Today our theme parks, into which category the city of Las Vegas must now inevitably fall, have moved on to a third stage: replicating not only the real but the familiar. Key West at Sea World is less than 400 miles from Key West in the Keys. Most of the people who go to Las Vegas are, or would be, more at home in Manhattan than in the desert lying at the edge of the Strip.

What makes this new concreteness notable is that it coincides with a growing trivialization of our cities. In fact, just as our theme parks are starting to mimic our towns, our towns are beginning to look like our theme parks.

It has gone well beyond the Rouse-designed malls. Key West's Duval Street is now as thick with T-shirt shops as any amusement arcade. New York City, long the apotheosis of urbanity and sophistication, is becoming as bloated with kitsch _ chain theme stores and celebrity restaurants _ as Universal Studios. It is as if our cities are so desperate for the safety, cleanliness and general profitability of theme parks that they have decided (as if this will work) to sacrifice individual character for homogeneous artificiality.

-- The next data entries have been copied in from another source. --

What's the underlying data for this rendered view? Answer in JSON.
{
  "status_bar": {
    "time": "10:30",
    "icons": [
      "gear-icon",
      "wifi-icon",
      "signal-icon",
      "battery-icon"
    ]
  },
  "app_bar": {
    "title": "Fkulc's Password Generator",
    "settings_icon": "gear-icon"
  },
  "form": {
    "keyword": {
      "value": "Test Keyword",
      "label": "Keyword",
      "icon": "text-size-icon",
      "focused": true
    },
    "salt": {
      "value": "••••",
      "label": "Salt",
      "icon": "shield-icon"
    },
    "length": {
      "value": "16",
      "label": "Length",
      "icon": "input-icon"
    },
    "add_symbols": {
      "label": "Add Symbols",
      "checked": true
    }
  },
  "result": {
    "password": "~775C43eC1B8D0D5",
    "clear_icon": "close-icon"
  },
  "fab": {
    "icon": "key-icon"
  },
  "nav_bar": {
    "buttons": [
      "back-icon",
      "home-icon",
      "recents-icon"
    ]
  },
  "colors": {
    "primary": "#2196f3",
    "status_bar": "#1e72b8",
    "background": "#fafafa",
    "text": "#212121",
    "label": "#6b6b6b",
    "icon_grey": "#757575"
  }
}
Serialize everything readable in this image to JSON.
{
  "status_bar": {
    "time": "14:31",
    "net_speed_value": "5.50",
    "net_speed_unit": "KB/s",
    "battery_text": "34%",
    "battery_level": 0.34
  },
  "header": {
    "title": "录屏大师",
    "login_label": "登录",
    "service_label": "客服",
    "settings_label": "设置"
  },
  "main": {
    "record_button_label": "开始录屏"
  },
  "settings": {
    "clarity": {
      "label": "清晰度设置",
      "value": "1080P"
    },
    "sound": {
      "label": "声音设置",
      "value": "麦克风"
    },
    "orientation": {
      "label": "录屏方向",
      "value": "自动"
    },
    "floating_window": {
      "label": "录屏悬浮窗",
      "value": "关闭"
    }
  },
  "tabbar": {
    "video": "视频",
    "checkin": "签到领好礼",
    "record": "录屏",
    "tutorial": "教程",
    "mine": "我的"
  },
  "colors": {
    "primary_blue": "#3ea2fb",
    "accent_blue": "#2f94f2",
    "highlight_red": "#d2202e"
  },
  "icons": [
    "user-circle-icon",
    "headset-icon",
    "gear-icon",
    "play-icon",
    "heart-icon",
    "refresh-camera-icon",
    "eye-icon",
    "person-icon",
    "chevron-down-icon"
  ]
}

Church Street Station in Orlando is indistinguishable from Pleasure Island at Disney World. At a downtown intersection in the heart of Atlanta, a Planet Hollywood butts heads with a Hard Rock Cafe. Once it was a skyscraper that heralded a city's emergence into international prominence, now it's a Cadillac stuck to a building.

In 40 years we have, at least cosmetically, narrowed the gap between where we live and where we play (a process that will only continue with the construction of Disney World's new town, Celebration). As they say at weddings: We're not losing an identity, we're gaining a thrill ride.

Thomas Swick is travel editor for the Fort Lauderdale Sun-Sentinel, where this commentary first appeared.